As well as underpinning bilateral trade in goods and services, ANZCERTA is the umbrella for close collaboration across quarantine, customs, transport, regulatory and product standards and business law issues.
The ANZCERTA is one of the world’s most open and successful free trade agreements. Between 1983 and 2003, two-way trade in goods expanded at an average annual growth rate of 10 per cent.
Based on trade in goods and services, New Zealand is now Australia’s fifth largest market, taking 7 per cent of our exports and providing the seventh-largest source of imports.
Australia is New Zealand’s principal trading partner, providing 23 per cent of its merchandise imports and taking 21 per cent of its exports. In 2004, trans-Tasman merchandise trade was valued at $13.9 billion.
The final text of the agreement is available from the Australian Government's online guide to Free Trade Agreements
Rules of origin
The ANZCERTA provides for concessional (duty free) access for goods that would normally attract duty but meet the Rules of Origin (ROO) test which determine that a good has been made in either Australia or New Zealand. Most goods meet these rules.
To attain the preferential rate of tariff, exported goods must qualify under the 50 per cent rule, calculated at the last process in the manufacture of the goods.
Proposed changes to ANZCERTA ROO
At the annual CER Ministers’ Meeting, held on 11 December 2004, Australia and New Zealand agreed to reform the Rules of Origin under ANZCERTA. A Change of Tariff Classification (CTC) approach will be adopted, subject to final agreement on sensitive sectors.
Under this approach, imports are required to undergo a specified change in tariff classification. This usually occurs when a product is transformed from a collection of material and components into the finished good.
The CTC method is used in Australia’s FTAs with the US and Thailand.
It is anticipated that the changes will come into effect on 1 January 2007. The CTC model will simplify the administration of ROO and reduce compliance costs.
Adopting the CTC model in ANZCERTA also reflects an increasing global trend to use this type of ROO in bilateral free trade agreements. The resulting consistency would benefit export oriented industries in both countries.

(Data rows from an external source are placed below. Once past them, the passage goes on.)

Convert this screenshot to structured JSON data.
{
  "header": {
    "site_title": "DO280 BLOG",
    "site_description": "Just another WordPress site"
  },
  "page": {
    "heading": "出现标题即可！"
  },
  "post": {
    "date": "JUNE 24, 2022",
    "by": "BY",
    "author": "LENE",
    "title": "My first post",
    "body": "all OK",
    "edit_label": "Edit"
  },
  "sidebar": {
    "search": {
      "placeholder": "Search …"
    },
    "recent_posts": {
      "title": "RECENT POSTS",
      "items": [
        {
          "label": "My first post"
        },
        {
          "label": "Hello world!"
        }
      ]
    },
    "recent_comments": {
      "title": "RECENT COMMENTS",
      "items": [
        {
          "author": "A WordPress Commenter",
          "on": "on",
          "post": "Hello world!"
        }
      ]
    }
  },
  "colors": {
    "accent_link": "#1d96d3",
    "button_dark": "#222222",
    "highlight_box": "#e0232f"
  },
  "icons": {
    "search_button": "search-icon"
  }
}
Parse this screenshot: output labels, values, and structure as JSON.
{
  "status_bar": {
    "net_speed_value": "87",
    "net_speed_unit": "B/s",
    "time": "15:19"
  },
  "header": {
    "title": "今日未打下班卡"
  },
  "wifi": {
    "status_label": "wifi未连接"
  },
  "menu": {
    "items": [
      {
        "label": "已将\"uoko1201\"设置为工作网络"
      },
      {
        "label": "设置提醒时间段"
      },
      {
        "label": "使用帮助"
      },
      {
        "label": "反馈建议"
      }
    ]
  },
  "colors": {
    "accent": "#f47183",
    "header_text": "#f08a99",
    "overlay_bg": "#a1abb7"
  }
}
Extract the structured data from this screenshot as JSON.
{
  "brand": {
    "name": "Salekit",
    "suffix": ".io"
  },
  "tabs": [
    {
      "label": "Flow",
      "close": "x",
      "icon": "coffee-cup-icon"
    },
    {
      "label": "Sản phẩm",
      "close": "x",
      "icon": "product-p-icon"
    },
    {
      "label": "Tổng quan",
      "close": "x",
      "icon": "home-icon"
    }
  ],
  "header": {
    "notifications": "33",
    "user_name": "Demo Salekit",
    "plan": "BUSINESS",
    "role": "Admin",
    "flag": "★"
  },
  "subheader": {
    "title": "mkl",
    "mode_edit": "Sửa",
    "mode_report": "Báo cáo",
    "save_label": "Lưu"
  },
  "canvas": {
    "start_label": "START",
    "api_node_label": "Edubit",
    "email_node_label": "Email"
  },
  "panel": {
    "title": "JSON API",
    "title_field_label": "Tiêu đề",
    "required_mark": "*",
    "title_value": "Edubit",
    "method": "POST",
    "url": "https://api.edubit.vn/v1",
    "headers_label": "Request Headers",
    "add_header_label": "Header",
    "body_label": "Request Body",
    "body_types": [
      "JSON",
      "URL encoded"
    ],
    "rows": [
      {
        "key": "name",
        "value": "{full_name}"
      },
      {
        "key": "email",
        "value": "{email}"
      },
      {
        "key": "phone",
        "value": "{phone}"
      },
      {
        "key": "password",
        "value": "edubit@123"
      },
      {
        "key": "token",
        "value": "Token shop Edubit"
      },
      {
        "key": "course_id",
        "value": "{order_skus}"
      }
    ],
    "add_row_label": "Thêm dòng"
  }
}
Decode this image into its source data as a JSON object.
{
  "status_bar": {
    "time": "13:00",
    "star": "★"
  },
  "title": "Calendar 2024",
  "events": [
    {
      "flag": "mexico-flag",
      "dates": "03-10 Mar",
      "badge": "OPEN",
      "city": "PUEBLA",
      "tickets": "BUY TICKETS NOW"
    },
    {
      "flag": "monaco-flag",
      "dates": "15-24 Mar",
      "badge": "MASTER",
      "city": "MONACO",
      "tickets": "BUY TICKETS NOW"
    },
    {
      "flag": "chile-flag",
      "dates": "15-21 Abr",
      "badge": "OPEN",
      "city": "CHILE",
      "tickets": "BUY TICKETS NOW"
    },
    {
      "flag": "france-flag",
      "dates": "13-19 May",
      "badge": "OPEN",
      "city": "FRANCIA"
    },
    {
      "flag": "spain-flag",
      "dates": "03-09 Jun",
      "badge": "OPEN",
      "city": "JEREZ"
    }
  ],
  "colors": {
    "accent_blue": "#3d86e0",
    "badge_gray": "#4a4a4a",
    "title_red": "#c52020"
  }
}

The Government is not proposing to change the treatment of ‘wholly obtained goods’ (i.e. goods that are obtained or produced entirely in the country, such as minerals extracted there, vegetable goods harvested there, and live animals born and raised there).
To assist the transition to the CTC model, the existing 50 per cent value-added rule will continue to apply in parallel with the new rules for five years.